Dell Linux Survey has Fedora as an option

Michel Salim michel.salim at
Wed Mar 14 19:14:20 UTC 2007

2007/3/14, hymno3 <crazymulgogi at>:
> Indeed, tiresome to see all the fanboys trying to impose what they feel
> is "the best thing" as the standard for the yet-to-see Dell preloaded
> Linux distro.
It is rather disheartening. Linux distributions are (mostly)
cooperating with each other, but some of the users are definitely
doing each other more harm than taking away from Microsoft.

> Sure, Fedora had and continues to have (minor) bugs, just like any
> distro, but I can't help thinking that much of the anti-Fedora prejudice
> is pure hearsay. Have the Fedora-bashers ever used it?
Most of them, probably not. There's the fantasyland of Red Hat being
the next Microsoft (this dates back to even before RHEL's launch).

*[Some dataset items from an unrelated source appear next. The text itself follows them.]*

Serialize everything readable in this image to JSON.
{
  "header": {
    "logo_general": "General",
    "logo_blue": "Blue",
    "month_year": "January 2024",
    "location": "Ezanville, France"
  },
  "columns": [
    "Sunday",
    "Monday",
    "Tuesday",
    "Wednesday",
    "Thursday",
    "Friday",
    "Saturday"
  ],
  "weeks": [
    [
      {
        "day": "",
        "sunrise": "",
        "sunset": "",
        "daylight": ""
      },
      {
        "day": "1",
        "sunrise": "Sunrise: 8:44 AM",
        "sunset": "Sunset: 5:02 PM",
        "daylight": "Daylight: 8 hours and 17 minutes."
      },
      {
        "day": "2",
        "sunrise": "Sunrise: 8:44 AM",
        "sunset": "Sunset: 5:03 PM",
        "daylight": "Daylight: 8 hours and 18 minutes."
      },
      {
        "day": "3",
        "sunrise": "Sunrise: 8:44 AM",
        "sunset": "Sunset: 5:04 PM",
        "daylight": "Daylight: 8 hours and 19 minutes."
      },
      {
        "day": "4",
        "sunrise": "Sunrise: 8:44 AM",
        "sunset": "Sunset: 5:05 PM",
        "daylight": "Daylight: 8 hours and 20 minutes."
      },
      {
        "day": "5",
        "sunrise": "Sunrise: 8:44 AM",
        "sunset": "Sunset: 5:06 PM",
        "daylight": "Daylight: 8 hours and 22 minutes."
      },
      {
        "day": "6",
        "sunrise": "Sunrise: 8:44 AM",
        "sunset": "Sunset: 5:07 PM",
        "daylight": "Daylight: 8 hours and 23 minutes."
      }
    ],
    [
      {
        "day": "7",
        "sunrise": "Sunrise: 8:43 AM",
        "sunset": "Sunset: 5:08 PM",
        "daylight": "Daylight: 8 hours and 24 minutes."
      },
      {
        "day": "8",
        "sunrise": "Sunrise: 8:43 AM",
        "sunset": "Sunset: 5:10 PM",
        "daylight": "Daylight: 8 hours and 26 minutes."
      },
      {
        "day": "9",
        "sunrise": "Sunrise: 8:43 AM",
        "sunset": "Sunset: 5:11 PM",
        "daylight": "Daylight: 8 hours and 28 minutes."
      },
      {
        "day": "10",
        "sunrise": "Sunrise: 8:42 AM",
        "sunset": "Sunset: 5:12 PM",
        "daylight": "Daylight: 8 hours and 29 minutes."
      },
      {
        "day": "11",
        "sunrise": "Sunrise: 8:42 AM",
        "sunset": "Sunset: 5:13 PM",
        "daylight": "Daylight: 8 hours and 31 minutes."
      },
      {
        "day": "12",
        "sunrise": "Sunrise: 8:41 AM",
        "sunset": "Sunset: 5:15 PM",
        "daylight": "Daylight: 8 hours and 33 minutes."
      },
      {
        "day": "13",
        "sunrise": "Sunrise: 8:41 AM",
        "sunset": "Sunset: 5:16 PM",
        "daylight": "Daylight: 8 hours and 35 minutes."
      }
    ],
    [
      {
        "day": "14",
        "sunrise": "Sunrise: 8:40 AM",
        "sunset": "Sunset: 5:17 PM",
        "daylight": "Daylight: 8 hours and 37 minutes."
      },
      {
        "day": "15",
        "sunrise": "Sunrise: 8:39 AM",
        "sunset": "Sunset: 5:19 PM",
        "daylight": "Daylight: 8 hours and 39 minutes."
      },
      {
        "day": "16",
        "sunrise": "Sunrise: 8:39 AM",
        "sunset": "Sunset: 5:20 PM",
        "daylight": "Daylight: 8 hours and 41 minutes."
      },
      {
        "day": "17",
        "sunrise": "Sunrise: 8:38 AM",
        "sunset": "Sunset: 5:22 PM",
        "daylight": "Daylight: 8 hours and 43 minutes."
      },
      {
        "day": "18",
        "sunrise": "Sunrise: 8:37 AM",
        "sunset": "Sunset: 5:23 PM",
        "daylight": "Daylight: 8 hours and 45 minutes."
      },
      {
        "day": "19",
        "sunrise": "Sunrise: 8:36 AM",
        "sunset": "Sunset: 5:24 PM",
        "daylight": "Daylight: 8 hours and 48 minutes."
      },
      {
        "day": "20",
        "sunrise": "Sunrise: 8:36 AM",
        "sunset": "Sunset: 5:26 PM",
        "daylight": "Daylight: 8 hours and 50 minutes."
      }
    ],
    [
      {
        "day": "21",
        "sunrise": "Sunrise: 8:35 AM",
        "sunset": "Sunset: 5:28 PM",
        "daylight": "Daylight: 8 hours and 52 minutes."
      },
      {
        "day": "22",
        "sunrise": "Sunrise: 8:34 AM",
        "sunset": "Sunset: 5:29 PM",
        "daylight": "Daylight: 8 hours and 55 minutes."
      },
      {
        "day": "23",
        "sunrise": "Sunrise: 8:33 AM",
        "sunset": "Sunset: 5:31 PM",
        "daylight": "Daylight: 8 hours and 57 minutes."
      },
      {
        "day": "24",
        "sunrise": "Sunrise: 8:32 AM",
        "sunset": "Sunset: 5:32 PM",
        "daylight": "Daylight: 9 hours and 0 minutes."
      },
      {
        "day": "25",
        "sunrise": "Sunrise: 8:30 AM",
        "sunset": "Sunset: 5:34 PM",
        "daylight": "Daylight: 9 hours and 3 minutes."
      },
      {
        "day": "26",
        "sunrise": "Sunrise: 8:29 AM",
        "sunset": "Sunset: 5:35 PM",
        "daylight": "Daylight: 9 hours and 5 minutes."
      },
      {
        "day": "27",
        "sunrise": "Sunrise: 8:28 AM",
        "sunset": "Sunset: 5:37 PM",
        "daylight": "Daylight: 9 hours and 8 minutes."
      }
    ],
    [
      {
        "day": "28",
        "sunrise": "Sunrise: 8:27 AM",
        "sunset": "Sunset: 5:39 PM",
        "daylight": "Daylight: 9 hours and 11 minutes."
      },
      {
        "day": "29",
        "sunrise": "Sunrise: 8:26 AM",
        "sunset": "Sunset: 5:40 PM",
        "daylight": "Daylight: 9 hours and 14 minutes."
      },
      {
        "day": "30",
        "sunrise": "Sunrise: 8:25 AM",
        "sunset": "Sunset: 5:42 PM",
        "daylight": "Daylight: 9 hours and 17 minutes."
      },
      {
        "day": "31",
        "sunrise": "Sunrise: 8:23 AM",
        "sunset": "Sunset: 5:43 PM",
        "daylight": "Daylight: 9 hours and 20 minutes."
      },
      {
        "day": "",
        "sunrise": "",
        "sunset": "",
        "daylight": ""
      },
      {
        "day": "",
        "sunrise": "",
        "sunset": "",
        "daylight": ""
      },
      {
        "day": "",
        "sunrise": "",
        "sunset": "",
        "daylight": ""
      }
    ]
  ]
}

> In the end, to a lot of people it doesn't matter what Dell preloads
> because they will install their own favourite distribution instead. Yet
> much is, theoretically, at stake here. If people, especially those new
> to Linux, try it out and buy such a Dell machine, and they like what
> they see, they won't uninstall it.
> Anyway, we all know it will be either Suse or Ubuntu, unless Red Hat is
> going to subsidise Dell a little, which I don't think is their business
> model. (?)
> If Dell preloads Ubuntu, it will be blob time soon. What has the
> Linux/FOSS world gained then?
I commented on the blog, advocating that making Linux drivers
available is more important than what distribution is shipped by
default. Considering Dell just switched their supported Linux
configuration to SLES/D, I do agree with you that they'd probably go
with either SuSE or Ubuntu .. hopefully, if it's the former it's
openSUSE (no silly Microsoft extortion money), and if it's the latter,
we'll still get free drivers.

Dell's computers can normally be configured to use components with
free drivers (e.g. for wireless, you can choose between Dell Wireless
and Intel 3945 -- the latter is *almost* free; for graphics you can
choose b/w Intel and nVidia), so the only two things we need is
1) Linux certification: the hardware works without non-FOSS drivers
2) BIOS updates, etc. are released in a way that they can be applied
without Windows onboard

I made these points on the blog; please add anything else you could think of.